The Metric Your Users Feel Before You Measure It
Working on a streaming chat product taught me something: the standard latency metrics don't really describe what users experience. They're not waiting for a page to load or an API to return a JSON blob. They're watching tokens appear — and what they feel before anything appears is the thing most teams aren't measuring.
That thing is time-to-first-token. TTFT.
I ran into this while load testing a streaming chat endpoint. The obvious thing to reach for is http_req_duration — it's right there in k6, it captures how long the request took, job done. Except it isn't. For a streaming LLM response, http_req_duration captures the entire stream from first byte sent to last byte received. If your model takes two seconds to start streaming and then streams for eight seconds, your p95 latency looks like ten seconds. That tells you almost nothing about whether the product feels responsive.
What matters to the person using a chat interface is: how long until something appears? A response that starts in 800ms and streams for thirty seconds feels fast. A response that sits blank for four seconds then dumps everything at once feels broken — even if the total duration is shorter.
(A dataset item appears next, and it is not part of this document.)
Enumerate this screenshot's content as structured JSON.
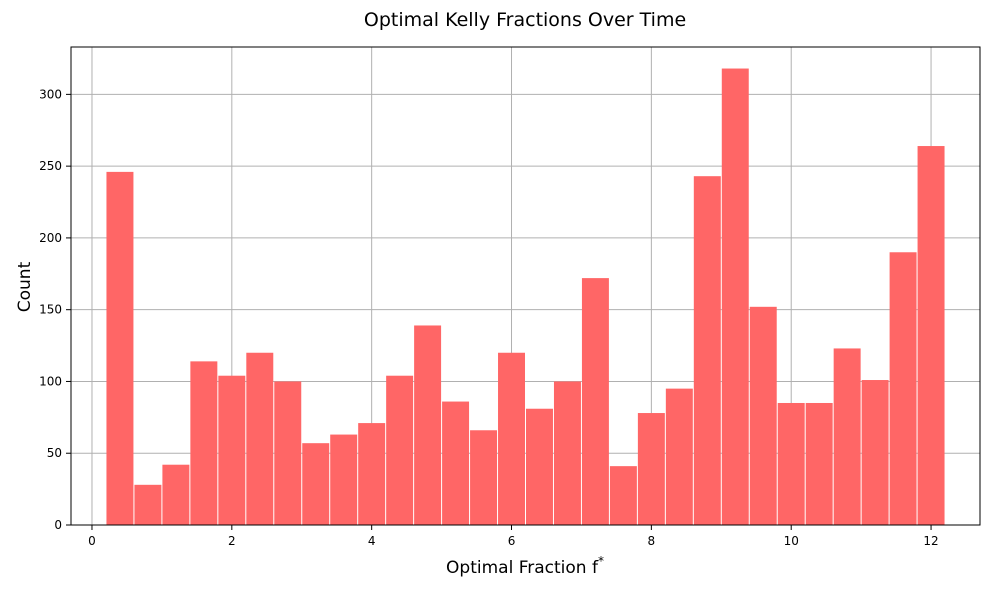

That gap between "request sent" and "first content chunk received" is TTFT, and it's the metric that actually describes streaming UX.
Measuring it
Standard k6 doesn't parse SSE streams, so you need a custom binary built with xk6-sse:
xk6 build --with github.com/phymbert/xk6-sse
Then define a custom Trend metric and record it the moment the first content event arrives:
import sse from "k6/x/sse";
import { Trend } from "k6/metrics";
const ttft = new Trend("ttft_s", true);
export default function () {
const start = Date.now();
let firstTokenRecorded = false;
sse.open(url, params, (client) => {
client.on("event", (event) => {
if (!firstTokenRecorded && event.data !== "[DONE]") {
ttft.add((Date.now() - start) / 1000);
firstTokenRecorded = true;
}
});
});
}
Critically: read the stream to completion even after you've recorded TTFT. Dropping the connection early skews the load profile — the server is still doing work and your test stops accounting for it.
Load profile design
For observational load testing, a ramp-and-hold pattern gives you clean steady-state numbers to actually reason about:
VUs
100 ┤ ▄▄▄▄▄▄▄
50 ┤ ▄▄▄▄▄▀ ▀▄▄▄▄▄
10 ┤ ▄▄▄▄▄▀ ▀▄▄▄▄▄
0 ┤──▀ ▀──
ramp hold ramp hold ramp hold
During a ramp phase, concurrency is in transition — exclude those samples from headline stats. During a hold phase, you have stable concurrency and predictable sample counts. Tag every sample with its phase and VU target so you can filter cleanly in post-processing.
One request per VU per hold window also gives you deterministic sample counts: 50 VUs × 60s hold = exactly 50 requests. Reproducible, comparable across runs.
What you actually learn
Here's where it gets interesting. Once you have TTFT as a real metric, you start seeing things that http_req_duration completely hides.
What we found was that different models have quite different characteristics. Some are fast to start and slow to finish. Some are the opposite. Prompt caching had a measurable effect in our tests — a cache hit on a large system prompt shaved hundreds of milliseconds off first token time, and we wouldn't have seen that signal at all if we'd only been watching total duration.
We also saw how concurrency affects perceived responsiveness differently than it affects throughput. At low VU counts the TTFT p95 looked fine. Add more concurrent users and TTFT degraded before throughput did — which means users start feeling slowness before the dashboards register a problem. Your mileage will vary depending on model and infrastructure, but it's worth checking.
These are the kinds of insights that only exist once you're measuring the right thing. Total request duration isn't the wrong metric — it's just the wrong first metric for a product where the UX is a stream.
Set a concrete target before you test
Before running at scale, decide what good looks like. What is an acceptable p95 TTFT at your expected concurrency? Write it down before you look at the numbers — otherwise you'll rationalise whatever you find.
Your target will depend on your model, your infrastructure, your users' expectations, and honestly, what your provider can actually deliver under load. The test reveals that; it doesn't guarantee it. But without a target, you're just generating numbers.
TTFT is one dimension. Token throughput — how fast the stream itself moves once started — is another. Both matter, and they can point in opposite directions. Worth measuring separately.